Le proteste nel Mali
Da inizio giugno in molte città vengono organizzate diverse manifestazioni antigovernative. La situazione non è molto dissimile da quanto visto nella vicina Algeria lo scorso anno, quando migliaia di cittadini hanno protestato per chiedere il passo indietro dell’ex presidente Bouteflika. Si tratta infatti di proteste pacifiche in gran parte delle occasioni: da Bamako a Sikasso, passando anche per la storica e tormentata Tombouctou, numerosi manifestanti sono scesi in piazza con il fine di spingere verso le dimissioni il presidente Ibrahim Boubacar Keita. Quest’ultimo, eletto nel 2013 e rieletto nel 2018, è accusato di non aver ostacolato la corruzione, di non aver reso il Mali un Paese più sicuro nonostante la presenza di truppe straniere e, soprattutto, di non essere stato in grado di rilanciare un’economia in perenne affanno.

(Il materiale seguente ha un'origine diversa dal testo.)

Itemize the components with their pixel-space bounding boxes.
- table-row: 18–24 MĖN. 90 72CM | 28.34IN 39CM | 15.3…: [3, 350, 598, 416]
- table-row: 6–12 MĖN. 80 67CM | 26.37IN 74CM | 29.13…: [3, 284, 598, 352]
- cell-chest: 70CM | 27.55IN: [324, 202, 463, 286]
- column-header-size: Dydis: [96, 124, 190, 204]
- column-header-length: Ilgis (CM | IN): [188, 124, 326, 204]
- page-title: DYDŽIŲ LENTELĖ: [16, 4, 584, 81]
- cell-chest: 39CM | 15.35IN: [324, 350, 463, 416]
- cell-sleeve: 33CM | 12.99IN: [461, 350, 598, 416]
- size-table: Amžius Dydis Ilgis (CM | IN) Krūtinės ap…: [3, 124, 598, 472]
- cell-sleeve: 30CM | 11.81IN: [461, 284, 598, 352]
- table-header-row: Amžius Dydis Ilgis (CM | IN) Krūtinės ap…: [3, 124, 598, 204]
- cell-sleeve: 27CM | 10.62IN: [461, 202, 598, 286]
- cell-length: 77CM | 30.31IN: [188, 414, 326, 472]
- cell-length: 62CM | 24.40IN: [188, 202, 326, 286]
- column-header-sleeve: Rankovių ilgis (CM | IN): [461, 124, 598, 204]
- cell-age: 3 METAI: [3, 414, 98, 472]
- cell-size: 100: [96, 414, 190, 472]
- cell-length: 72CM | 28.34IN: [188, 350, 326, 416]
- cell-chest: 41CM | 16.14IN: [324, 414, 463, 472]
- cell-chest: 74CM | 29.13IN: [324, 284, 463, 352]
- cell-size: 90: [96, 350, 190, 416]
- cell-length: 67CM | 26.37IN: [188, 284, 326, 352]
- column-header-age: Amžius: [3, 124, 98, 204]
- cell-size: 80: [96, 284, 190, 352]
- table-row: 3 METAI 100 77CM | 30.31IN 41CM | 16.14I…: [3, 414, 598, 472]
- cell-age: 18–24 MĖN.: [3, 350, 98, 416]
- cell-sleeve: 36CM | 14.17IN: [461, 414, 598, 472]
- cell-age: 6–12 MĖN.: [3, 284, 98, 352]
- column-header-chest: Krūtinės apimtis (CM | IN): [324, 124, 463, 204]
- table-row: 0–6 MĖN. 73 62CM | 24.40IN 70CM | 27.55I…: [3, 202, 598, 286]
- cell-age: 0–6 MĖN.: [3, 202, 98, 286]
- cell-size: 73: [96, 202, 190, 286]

Il malcontento parte proprio da qui: il Mali non riesce ad uscire da una situazione di grave arretratezza, una povertà che oltre a costringere alla fame centinaia di famiglie non riesce a far risollevare l’intero territorio da un contesto di profonda inadeguatezza sotto il profilo dei servizi e delle infrastrutture. La popolazione, oltre a non sentirsi sicura a 7 anni dalla guerra combattuta contro il jihad ed ancora non terminata, non vede alcun miglioramento delle proprie condizioni di vita. Da qui una progressiva insofferenza adesso sfociata nelle tante proteste organizzate nell’ultimo mese.
L’Imam che aizza la folla
C’è soprattutto un giorno in cui migliaia di cittadini vengono chiamati a raccolta nelle piazze delle principali città: è quello del venerdì. E non è affatto un caso. Infatti, buona parte dei comizi e delle proteste sono organizzati dall’Imam più popolare del Mali, ossia Mahmoud Dicko. C’è lui dietro l’ultima ondata di manifestazioni che sta scuotendo il Paese africano. Dal pulpito delle sue moschee di Bamako riecheggiano poi in tutte le province maliane le denunce sulla corruzione diffusa tra le istituzioni, sulla povertà mai sconfitta dal governo e su una situazione definita sempre più drammatica. La popolazione ascolta e sente propri quei discorsi. E segue alla lettera tutti i proclami enunciati da Dicko nelle ultime settimane. Compresi quelli di non ricorrere alla violenza e di non far scivolare le proteste nel vortice dei disordini. Ed infatti, come detto, le manifestazioni per adesso sembrerebbero sotto controllo.
Chi è Mahmoud Dicko
L’impressione, anche di diversi analisti locali, è che il governo per il momento stia lasciando fare. A Bamako l’idea è che meglio canalizzare l’insofferenza sociale tramite i proclami lanciati dai pulpiti delle moschee da Dicko piuttosto che non controllare eventuali esplosioni di rabbia. Del resto l’imam non è poi così lontano dal potere. Già nel 2001 Mahmoud Dicko risulta essere a capo del Consiglio islamico del Mali, organo molto influente in un Paese dove il 95% della popolazione professa la religione musulmana. Per i vari presidenti che si sono succeduti nel corso degli ultimi vent’anni, l’imam rappresenta un’opportunità oppure una vera e propria spina nel fianco. L’attuale capo di Stato Keita ne sa qualcosa: nel 2013 e nel 2018 l’appoggio del Consiglio Islamico del Mali è stato decisivo per le sue vittorie elettorali, mentre adesso è il suo principale oppositore. Nel 2009 invece a fare i conti con Dicko è stato l’allora presidente Amadou Toumani Touré, il quale si è visto negare dal Consiglio islamico una legge che garantiva maggiori diritti alle donne.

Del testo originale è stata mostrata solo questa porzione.